Ezon invited Decter into the office. After smashing through all the barriers, she had established some momentum and the magic was clicking. She walked into Ezon’s office and he offered her a position with Ovation Travel on-the-spot.
到目前为止,挣扎的努力只是序幕。“I ended up getting four days of three hours a day of orientation, with Jack explaining the ropes, and then he took me to one of the rows and said, ‘This is your desk.’ I’m like, ‘Now what?’ He goes, ‘Now you’re going to work.’
“我想,‘我不知道该怎么办。’我在额头上流汗。但是你知道吗?我参加了网络研讨会。我向周围的每个人学习。我问了一百万个问题。我每周四天虔诚地通勤三个小时。我遇到了来到我们办公室的最好的供应商,然后开始进行营销。在您不知不觉中,它就会成长。”
After three months, she got her first paycheck. “It was $87,” she said. “It didn’t even cover my train. It was very humbling. I looked at my husband and said, ‘I don’t know if I should continue this.’ He said, ‘Of course! Don’t worry, it’ll come.’”
It all pays off
And he was right. By the end of three years, she had booked more than a million dollars in travel business.

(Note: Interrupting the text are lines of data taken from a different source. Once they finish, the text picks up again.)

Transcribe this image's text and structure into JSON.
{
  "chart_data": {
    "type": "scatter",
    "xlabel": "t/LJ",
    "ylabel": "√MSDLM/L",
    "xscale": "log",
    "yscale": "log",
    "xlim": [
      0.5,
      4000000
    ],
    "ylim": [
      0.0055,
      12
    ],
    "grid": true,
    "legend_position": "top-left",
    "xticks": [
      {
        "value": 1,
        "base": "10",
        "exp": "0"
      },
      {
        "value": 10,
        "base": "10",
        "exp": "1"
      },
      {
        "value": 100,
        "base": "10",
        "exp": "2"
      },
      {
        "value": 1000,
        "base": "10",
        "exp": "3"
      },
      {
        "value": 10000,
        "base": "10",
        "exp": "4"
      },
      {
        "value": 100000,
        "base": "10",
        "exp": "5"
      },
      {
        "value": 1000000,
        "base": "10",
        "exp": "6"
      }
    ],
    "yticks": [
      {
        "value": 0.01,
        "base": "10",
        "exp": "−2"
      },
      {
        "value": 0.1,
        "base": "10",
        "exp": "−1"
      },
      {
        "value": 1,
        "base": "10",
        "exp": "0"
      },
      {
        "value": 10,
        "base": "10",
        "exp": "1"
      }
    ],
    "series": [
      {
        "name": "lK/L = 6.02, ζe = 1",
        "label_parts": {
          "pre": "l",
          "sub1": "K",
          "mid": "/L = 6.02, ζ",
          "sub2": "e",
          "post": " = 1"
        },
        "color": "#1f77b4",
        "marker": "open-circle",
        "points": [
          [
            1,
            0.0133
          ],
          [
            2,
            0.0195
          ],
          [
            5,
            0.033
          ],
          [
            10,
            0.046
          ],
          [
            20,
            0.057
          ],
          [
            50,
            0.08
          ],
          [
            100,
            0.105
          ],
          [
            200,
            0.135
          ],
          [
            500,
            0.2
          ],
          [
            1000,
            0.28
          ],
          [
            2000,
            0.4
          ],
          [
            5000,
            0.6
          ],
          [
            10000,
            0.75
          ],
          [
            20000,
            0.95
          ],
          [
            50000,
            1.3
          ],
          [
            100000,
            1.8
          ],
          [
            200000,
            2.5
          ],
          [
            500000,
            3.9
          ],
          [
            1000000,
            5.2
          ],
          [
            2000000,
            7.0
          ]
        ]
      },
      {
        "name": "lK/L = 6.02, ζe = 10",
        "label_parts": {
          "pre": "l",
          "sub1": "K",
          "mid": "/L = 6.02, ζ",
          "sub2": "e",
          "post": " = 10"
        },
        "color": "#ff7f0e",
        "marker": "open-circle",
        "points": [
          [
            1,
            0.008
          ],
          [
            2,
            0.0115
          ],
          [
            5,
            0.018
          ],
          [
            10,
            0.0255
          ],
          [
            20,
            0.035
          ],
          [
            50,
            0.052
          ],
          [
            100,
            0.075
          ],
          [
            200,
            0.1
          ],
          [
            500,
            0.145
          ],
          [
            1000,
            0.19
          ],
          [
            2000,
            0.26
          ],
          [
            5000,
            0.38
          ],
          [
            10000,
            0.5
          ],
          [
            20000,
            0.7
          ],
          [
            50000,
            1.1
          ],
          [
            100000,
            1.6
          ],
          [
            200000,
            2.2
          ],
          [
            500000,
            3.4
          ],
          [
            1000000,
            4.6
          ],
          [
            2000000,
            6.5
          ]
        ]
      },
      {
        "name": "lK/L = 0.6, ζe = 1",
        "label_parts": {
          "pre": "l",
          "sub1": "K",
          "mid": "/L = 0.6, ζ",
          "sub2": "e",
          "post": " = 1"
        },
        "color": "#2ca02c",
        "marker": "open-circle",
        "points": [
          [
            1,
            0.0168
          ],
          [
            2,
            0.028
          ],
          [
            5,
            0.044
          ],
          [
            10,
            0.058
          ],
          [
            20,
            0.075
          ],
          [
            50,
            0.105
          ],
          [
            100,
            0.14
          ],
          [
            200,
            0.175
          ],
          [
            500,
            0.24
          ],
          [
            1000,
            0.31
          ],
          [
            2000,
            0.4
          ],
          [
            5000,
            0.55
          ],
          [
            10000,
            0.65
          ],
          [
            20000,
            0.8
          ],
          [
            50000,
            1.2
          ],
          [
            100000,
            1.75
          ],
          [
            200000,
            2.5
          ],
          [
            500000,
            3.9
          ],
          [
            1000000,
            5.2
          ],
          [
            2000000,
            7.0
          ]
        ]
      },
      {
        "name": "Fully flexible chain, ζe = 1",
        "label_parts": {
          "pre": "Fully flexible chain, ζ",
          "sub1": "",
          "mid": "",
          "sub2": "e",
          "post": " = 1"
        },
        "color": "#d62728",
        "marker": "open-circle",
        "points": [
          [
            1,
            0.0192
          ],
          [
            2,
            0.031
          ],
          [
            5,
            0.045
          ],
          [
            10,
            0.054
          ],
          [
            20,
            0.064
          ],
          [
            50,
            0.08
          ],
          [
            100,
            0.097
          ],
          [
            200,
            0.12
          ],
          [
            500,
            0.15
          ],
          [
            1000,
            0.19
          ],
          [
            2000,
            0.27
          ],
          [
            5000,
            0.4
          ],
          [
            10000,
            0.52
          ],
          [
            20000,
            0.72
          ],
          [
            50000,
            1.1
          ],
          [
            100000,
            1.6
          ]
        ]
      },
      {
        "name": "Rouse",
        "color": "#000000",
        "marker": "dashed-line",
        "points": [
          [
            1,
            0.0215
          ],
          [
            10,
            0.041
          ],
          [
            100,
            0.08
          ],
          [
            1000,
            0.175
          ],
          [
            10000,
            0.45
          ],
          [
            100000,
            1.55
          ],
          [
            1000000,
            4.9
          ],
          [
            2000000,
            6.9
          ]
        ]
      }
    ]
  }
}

“So that’s that,” she said. “It’s a crazy story. But, I feel this career always had my name on it. I’m so lucky. I built a really nice client base. I’m growing nicely, but the best thing is working in this industry.
“I’m in the luxury travel industry, but the biggest luxury of all is being in this industry, because the nicest people are in hospitality. Suppliers will really bend over backwards for you. They are so appreciative that you send people their way. It’s such a feel-good industry. It’s a happy industry.
"I’ve also been so blessed and privileged to have not only traveled around world, but attended the best trade shows in the industry and met amazing people and made great connections. What could be better? I love my job.”